Bis vor wenigen Tagen war ich zusammen mit Martin in Nijmegen, um den dortigen Viertagesmarsch zu absolvieren, der jedoch nach dem ersten Tag abgebrochen wird. Ich reise für ein paar Tage kurzentschlossen in meine Lieblingsstadt, um dort ein paar Tage zu entspannen. In Lübars schlendere ich bei strahlendem Sonnenschein durch die Felder, als mir an einem Radweg das unscheinbare Schild „Berliner Mauerweg“ auffällt. Der Weg sieht einladend aus und der Blick auf den Fernsehturm, der erreichbar nah, aber doch weit genug weg erscheint, macht Lust auf einen kleinen Walk… Der Fernsehturm wird stetig größer und ich bemerke immer mehr Mauerweg-Schilder. Sollte es gar möglich sein, die komplette ehemalige Mauer abzuwandern. Wie weit mag das sein? Je mehr ich mich dem Fernsehturm nähere, desto mehr begeistert mich der Gedanke…

November 2006

Ich habe mich selbst überredet, den Mauerweg in Etappen abzuwandern. Dies hat nicht sehr lange gedauert. Ich beschließe, Mitstreiter zu suchen und stelle meine Idee bei LA und Mitwalken.de vor. Zu meiner großen Freude finden sich schnell potentielle Mitwalker.

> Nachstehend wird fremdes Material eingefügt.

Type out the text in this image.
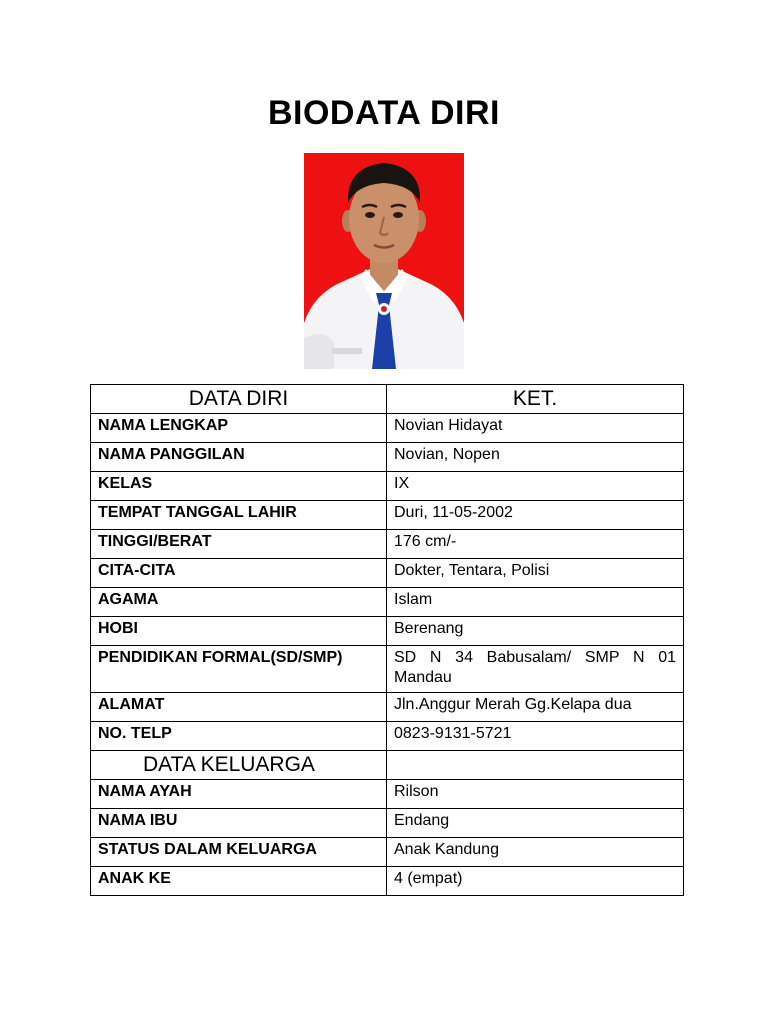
BIODATA DIRI
DATA DIRI	KET.
NAMA LENGKAP	Novian Hidayat
NAMA PANGGILAN	Novian, Nopen
KELAS	IX
TEMPAT TANGGAL LAHIR	Duri, 11-05-2002
TINGGI/BERAT	176 cm/-
CITA-CITA	Dokter, Tentara, Polisi
AGAMA	Islam
HOBI	Berenang
PENDIDIKAN FORMAL(SD/SMP)	SD N 34 Babusalam/ SMP N 01 Mandau
ALAMAT	Jln.Anggur Merah Gg.Kelapa dua
NO. TELP	0823-9131-5721
DATA KELUARGA	
NAMA AYAH	Rilson
NAMA IBU	Endang
STATUS DALAM KELUARGA	Anak Kandung
ANAK KE	4 (empat)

Harriersand verlinkt eine kleine Fotoserie von einem anderen Mauerweg-Lauf und sorgt dafür, dass ich binnen weniger Tage im Zug Richtung Berlin sitze, um mir den Weg schon mal testweise live anzuschauen. Getreu meinem Motto „Schnell angehen und dann langsam eingehen“ wandere ich den Weg in der Dosierung 67-40-34-20 ab. Aufgrund meines überragenden Talents für Timing gelingt es mir dabei, die optisch reizvollste Siedlung (Invalidensiedlung) im Stockdunklen zu durchqueren. Gut gemacht, Georg!

März/April 2007

Der Beginn der Walking-Saison ist völlig missraten. Ich schleppe mich trotz des hervorragenden Wetters von Erkältung zu Erkältung. Den 6-Stunden-Lauf in Rotenburg breche ich ab; der Halbmarathon in Berlin funktioniert nur mit angezogener Handbremse. Ich bin deprimiert und meine Vorfreude auf den Mauerwalk sinkt rapide.

02.05.2007

Nach 4 Stunden Fahrt trifft mein ICE in Berlin ein. Es ist strahlender Sonnenschein. Ich sehe das sich spiegelnde Licht in der Kuppel des Reichstags, das Brandenburger Tor, den Fernsehturm. Hier werden wir starten und hoffentlich nach 4 Tagen wieder wohlbehalten ankommen. Wir, das sind Eddi, Martin und ich. Eine angenehme Nervosität stellt sich ein und verdrängt allmählich die trüben Gedanken der letzten Wochen. Ich checke im Hotel ein und besuche Martin und Helga in der Regenbogenfabrik. Wenig später gesellt sich Eddi zu der kleinen Runde. Beim Inder füllen wir die Kraftreserven für die nächsten Tage auf. Eddi erzählt, welche Umfänge ihr bisheriges Walking-Training so hatte. Für einen kurzen Moment huscht mir der Gedanke durch den Kopf, dass ihre Teilnahme am Mauerwalk doch sehr ambitioniert ist.

03.05.2007
Punkt 9 Uhr treffen wir uns am Brandenburger Tor. Im Hinterkopf haben wir immer noch die vage Hoffnung, dass sich noch der Eine oder Andere zu uns gesellen wird. Dieser Gedanke verblasst jedoch mit der Zeit. Helga möchte offenbar möglichst entspannte Walker-Gesichter auf die Speicherkarte der Kamera bannen – und welcher Zeitpunkt eignet sich hierzu besser als der Beginn der ersten Etappe.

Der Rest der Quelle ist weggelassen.